My primary reason for seeking
this opportunity to retire is that this agency is no longer adequately
supporting the function for which I was hired, the classification and protection
of wildlife pursuant to the Endangered Species Act of 1973, and indeed,
often is working against this function. I have become particularly concerned
about the agency's seemingly unrestrained use of public funds to carry
on litigation and other actions to thwart or delay appropriate classification
and regulation of species such as the lynx. It also recently was unsettling
to learn that the agency is essentially supporting the destruction of the
wolf in Central Asia to justify issuance of permits for American hunters
to import trophies of the threatened argali sheep, which itself may be
contrary to regulations.

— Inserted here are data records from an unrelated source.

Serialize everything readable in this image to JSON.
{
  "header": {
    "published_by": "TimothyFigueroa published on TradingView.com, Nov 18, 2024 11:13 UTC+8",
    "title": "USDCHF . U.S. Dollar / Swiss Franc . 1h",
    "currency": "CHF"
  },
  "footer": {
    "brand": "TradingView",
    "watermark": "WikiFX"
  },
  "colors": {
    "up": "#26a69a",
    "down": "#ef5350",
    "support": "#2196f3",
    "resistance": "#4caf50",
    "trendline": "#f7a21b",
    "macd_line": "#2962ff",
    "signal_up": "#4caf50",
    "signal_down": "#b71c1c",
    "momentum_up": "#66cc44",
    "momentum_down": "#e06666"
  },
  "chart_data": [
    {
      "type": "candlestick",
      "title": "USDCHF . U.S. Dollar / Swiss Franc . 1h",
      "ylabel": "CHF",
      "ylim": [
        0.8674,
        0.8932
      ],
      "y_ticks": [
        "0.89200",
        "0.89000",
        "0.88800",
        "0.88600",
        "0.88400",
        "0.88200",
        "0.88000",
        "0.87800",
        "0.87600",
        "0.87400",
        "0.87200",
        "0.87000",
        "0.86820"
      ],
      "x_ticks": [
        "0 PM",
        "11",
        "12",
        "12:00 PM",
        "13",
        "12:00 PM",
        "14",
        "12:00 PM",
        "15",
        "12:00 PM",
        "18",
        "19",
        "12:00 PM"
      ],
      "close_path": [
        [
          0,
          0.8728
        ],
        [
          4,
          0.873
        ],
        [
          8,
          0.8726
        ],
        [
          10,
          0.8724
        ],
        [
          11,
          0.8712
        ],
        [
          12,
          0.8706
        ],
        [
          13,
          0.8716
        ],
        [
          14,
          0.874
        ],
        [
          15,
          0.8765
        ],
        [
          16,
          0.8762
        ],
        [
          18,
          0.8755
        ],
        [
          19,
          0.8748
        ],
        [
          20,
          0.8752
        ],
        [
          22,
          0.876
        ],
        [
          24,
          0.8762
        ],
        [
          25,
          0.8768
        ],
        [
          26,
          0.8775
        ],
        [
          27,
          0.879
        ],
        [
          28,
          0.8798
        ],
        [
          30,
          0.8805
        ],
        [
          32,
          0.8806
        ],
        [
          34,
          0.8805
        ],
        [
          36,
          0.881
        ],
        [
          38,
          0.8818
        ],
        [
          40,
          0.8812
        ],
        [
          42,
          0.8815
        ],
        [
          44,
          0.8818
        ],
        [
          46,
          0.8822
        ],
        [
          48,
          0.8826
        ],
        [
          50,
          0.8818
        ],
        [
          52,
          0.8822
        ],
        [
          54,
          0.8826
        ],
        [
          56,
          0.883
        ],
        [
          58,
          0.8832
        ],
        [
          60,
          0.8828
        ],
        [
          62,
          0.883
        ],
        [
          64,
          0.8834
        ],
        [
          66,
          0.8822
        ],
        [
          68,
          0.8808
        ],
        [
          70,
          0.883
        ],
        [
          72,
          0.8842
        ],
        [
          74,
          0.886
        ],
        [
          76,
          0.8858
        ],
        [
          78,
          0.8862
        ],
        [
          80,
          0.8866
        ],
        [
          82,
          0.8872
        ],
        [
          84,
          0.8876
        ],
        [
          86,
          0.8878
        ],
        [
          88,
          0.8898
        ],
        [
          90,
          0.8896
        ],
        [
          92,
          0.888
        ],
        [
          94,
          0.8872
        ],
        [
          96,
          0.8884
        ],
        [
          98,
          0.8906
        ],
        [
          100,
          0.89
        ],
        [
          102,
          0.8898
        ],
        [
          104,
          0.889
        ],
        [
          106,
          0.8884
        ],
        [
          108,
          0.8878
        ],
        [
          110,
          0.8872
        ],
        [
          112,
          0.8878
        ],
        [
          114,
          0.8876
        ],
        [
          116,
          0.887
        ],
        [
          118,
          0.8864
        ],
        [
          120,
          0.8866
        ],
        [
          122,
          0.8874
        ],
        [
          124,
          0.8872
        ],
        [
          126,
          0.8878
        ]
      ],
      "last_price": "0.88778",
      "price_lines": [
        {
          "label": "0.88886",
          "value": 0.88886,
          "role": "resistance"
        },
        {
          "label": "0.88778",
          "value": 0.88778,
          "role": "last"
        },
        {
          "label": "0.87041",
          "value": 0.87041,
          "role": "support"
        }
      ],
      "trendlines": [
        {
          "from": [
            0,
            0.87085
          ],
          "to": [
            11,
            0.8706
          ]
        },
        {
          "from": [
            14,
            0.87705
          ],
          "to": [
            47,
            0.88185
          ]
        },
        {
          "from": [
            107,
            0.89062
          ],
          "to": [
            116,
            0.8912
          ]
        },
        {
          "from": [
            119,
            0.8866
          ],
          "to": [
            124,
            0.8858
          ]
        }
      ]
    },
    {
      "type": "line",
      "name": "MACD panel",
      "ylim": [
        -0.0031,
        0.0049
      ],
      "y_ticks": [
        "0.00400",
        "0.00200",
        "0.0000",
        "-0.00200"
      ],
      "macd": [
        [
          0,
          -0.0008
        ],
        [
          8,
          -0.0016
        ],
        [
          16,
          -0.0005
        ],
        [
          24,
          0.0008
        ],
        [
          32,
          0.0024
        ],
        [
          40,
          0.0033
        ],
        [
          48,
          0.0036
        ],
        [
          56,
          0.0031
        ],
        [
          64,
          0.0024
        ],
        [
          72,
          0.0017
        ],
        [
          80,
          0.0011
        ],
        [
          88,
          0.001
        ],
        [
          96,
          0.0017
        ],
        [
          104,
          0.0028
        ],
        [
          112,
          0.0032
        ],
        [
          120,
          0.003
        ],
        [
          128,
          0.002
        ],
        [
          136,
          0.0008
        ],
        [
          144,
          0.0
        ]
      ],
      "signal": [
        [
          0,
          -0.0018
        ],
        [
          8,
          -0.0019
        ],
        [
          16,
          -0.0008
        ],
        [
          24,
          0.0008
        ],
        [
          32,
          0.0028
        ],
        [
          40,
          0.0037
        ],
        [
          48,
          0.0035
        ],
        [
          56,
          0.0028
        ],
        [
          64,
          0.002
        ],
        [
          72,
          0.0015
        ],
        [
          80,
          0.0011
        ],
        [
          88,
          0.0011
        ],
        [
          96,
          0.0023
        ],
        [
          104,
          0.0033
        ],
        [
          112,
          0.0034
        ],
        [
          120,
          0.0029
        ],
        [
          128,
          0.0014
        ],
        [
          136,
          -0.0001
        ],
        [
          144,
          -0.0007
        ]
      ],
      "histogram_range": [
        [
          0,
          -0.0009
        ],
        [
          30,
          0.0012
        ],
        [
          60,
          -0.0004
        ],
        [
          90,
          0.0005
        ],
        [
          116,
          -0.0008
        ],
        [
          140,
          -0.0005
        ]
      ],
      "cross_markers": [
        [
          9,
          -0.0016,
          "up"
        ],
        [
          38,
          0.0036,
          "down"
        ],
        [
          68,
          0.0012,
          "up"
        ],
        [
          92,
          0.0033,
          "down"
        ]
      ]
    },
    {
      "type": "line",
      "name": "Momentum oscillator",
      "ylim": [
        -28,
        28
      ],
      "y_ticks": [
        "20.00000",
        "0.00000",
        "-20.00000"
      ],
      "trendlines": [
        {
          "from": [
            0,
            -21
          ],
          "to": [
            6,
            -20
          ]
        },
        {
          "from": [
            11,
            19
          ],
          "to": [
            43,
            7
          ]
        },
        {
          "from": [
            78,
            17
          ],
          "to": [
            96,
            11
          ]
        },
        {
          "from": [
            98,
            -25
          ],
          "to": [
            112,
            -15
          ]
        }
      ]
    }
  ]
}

My own efforts to call attention to and mitigate
these problems have failed.
Notwithstanding the above,
I readily acknowledge that this and associated agencies have many dedicated
employees and worthwhile programs, notably (but not limited to) those involved
with wolf conservation and research.
Another factor in my application
is that work-related pressures, to which I have been subject, especially
within the last year, have been the cause of considerable stress and may
be aggravating conditions potentially damaging to my health.
I do not want, and will not
accept or participate in any party, gift, card, testimonial, or other recognition
of what to me is a distressing event.
If, after retirement, my
services might be useful relative to measures that would appropriately
classify, protect, or study the urial sheep, koala, wolf, or any other
foreign or native species, I would be glad to be of help to the extent
circumstances may allow.
I ask that my home address
and telephone number (see below) be given freely to parties seeking my
attention or assistance. Anyone, whether in or out of this agency, is welcome
to contact me at this time.
Ronald M. Nowak 2101 Greenwich
Street Falls Church, Virginia 22043 (phone 703-237-6676).